Yeah... it was pretty bad in it's final years. When someone first pointed out to me that you could see on the structure how much higher that hill used to be I was shocked. I always thought it wasn't that severe...

dwitos079 said...

Have you seen any POVs from early in Hercules life? I really would like to know what it was like back then.

Unknown said...

Great article.

I remember it when it first opened. It was a much faster and smoother ride those first few years. I didn't see Dorney until maybe 8 years after that, riding it during its final years. It was slow, painful, and left me dumbfounded, wondering where the coaster I knew I loved a decade earlier went.

Anyone know why each other row was sectioned off some seasons?

Anonymous said...

"Anyone know why each other row was sectioned off some seasons?"-Nas

They started doing that for multiple reasons.
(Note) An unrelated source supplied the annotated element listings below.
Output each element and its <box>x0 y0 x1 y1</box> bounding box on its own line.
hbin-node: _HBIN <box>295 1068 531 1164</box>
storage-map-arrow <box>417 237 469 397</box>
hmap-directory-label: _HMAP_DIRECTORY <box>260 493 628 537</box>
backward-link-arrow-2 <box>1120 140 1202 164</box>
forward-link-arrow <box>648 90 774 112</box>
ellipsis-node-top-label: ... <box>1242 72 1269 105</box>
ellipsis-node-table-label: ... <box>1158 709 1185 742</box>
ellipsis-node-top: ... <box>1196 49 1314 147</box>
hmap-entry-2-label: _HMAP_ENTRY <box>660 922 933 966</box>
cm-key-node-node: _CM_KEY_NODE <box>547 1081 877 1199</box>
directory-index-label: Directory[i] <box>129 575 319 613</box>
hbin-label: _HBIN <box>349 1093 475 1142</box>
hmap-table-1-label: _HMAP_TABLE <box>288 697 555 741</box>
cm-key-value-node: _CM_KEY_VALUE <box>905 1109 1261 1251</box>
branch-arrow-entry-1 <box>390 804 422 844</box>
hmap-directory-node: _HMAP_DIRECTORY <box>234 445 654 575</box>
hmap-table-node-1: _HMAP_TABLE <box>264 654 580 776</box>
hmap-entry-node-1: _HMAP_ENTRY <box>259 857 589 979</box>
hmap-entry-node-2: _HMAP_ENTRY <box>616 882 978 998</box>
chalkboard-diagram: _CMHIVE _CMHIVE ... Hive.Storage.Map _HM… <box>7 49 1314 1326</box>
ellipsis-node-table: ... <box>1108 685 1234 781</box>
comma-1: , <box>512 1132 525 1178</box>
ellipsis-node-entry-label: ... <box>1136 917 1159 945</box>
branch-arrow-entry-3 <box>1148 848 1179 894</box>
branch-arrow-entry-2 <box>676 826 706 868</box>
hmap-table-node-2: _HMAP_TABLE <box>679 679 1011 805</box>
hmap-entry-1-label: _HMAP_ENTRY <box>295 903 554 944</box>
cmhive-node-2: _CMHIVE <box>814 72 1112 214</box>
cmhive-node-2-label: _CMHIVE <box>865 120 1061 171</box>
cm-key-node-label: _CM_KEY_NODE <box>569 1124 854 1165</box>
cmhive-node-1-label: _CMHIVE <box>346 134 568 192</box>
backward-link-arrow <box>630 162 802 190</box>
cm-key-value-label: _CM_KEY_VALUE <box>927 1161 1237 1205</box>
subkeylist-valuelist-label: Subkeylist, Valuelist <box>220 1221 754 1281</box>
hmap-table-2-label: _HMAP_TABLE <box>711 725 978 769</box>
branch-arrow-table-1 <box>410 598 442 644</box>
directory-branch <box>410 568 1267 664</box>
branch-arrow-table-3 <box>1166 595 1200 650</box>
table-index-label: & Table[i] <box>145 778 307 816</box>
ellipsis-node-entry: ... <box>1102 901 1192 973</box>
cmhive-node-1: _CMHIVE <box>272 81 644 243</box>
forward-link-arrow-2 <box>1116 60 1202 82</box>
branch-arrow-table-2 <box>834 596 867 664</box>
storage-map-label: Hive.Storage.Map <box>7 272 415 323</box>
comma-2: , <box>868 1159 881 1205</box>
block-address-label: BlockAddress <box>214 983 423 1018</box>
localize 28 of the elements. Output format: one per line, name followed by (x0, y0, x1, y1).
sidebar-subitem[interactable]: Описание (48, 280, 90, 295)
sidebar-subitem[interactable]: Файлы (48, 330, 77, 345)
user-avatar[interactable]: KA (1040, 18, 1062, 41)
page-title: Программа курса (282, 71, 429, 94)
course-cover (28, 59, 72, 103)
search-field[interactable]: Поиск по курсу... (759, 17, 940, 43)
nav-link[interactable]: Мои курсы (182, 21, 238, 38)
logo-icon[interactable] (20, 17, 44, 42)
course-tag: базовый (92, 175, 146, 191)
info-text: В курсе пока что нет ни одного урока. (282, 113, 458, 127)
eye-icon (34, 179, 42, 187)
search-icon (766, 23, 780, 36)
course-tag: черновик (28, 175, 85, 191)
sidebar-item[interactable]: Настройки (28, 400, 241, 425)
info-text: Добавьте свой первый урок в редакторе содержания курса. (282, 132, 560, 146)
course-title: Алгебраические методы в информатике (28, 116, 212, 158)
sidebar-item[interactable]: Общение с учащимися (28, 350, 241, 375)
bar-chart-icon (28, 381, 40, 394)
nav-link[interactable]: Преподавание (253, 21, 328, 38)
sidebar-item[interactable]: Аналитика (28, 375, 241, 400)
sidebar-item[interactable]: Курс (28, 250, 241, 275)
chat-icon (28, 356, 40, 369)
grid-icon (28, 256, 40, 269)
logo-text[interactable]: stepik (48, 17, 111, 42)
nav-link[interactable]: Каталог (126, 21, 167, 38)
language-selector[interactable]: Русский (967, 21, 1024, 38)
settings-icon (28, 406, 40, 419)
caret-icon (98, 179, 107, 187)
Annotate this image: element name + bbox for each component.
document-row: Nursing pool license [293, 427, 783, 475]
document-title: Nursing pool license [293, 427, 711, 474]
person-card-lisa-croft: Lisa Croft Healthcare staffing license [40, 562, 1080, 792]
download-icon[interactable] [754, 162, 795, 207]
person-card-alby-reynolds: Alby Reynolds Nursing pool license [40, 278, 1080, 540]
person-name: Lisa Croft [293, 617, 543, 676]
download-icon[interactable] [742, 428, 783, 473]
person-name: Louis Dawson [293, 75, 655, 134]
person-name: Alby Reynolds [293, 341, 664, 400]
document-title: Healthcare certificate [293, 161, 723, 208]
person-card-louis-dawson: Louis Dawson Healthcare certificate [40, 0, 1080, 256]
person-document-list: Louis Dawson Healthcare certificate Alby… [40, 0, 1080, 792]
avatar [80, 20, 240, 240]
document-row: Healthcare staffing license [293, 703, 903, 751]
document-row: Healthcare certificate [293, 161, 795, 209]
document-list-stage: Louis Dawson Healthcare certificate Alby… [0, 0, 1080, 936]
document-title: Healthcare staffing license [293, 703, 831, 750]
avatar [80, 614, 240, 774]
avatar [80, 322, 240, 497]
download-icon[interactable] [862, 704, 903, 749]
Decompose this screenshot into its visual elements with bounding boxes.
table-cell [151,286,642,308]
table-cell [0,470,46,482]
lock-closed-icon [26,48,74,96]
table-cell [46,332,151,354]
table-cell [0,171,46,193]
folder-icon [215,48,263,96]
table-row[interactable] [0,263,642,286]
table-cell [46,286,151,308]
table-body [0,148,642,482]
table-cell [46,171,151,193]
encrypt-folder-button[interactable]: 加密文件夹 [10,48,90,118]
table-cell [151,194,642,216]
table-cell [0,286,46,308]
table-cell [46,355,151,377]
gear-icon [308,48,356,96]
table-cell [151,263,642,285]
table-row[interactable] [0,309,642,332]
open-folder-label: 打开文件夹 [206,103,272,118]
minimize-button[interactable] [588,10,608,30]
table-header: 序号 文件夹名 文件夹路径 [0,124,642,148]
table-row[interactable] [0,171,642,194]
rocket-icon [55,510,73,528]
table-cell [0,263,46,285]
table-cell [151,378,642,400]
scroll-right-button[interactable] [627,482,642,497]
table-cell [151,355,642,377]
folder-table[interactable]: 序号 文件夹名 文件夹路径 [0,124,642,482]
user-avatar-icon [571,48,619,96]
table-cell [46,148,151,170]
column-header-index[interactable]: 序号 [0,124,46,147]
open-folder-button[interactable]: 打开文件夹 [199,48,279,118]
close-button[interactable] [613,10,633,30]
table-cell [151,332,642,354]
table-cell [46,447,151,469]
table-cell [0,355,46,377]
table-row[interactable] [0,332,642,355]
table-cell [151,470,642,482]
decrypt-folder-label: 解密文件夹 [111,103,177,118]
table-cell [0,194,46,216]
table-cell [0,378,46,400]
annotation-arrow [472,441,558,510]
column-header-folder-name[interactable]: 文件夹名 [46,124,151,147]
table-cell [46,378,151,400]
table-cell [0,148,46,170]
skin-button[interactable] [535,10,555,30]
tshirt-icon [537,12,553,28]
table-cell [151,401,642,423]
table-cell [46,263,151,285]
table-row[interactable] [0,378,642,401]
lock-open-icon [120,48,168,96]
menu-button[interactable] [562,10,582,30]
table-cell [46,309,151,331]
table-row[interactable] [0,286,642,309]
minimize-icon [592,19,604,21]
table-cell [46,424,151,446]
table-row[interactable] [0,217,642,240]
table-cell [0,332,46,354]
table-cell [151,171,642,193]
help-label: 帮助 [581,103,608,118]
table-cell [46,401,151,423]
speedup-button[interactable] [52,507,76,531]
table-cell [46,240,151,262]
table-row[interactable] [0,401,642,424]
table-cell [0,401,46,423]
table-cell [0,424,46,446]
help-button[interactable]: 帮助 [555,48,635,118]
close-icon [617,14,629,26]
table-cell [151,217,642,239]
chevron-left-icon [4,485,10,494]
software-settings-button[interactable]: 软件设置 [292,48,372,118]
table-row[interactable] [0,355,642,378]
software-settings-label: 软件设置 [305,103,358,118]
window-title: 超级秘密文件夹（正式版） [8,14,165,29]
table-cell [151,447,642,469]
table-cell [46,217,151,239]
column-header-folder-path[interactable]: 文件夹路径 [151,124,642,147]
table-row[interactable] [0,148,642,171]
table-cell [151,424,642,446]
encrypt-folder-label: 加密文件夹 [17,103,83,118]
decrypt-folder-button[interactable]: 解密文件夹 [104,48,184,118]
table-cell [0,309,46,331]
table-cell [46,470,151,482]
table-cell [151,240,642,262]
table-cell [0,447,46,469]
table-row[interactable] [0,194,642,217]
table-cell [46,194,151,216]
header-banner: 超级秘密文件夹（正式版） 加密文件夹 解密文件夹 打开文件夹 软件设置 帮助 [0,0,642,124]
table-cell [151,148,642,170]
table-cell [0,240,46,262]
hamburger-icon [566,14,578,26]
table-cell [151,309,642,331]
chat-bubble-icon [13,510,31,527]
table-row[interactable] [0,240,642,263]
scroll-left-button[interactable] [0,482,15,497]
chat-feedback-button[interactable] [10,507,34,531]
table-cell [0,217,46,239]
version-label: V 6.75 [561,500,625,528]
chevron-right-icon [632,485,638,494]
Number one being due to low ridership, they could barely fill the train. When they did fill it, they filled it in the front and roped off the back. This was to keep all the weight in the front of the train so it didnt stall at places like the hill going under the station and particularly the last turn-around.

The ride was still decent after dorney made the original changes in the very early 90's like slightly lowering the triple-up. The first few rounds the train took around the course, they had some roll-backs here so they slightly lowered it to keep a consistent speed.

What CF did to the ride in 1993 was just plain butchering. They should have torn it down then because they simply destroyed the ride. None of it seemed to make sense. The original design was so daring. So intense. What was left afterwards was a mere shadow.

Unknown said...

Now that I think of it, Cedar Fair really changed Dorney's history. Once they bought the park in 1992, they completely wipe out Dorney's past and continues to do so today. The only rides left from the pre-1992 purchase are Thunderhawk, Whip, Zephyr, Scambler, Thunder Creek Mountain, Chance Carousel, Ferris Wheel, Musik Express, Enterprise, Apollo, Sea Dragon, and The Wave Swinger. Enterprise and Apollo may be next because those rides have slowly going away at other parks. Cedar Fair needs to learn that they can make changes but not this drastic.

Chrissy said...

The Hercules was the first roller coaster that I ever rode - I was about 11 years old. I rode it in the spring of '90'. It. Was. Awesome.
I still tell my kids about it. My daughter is 12 and when she rode her first coaster I told her about Hercules - joking with her that I lost my stomach at the top of the hill and I bet it's still sitting up there.

Unknown said...

I rode Hercules the first year it opened. It was sad what they did to it over the years.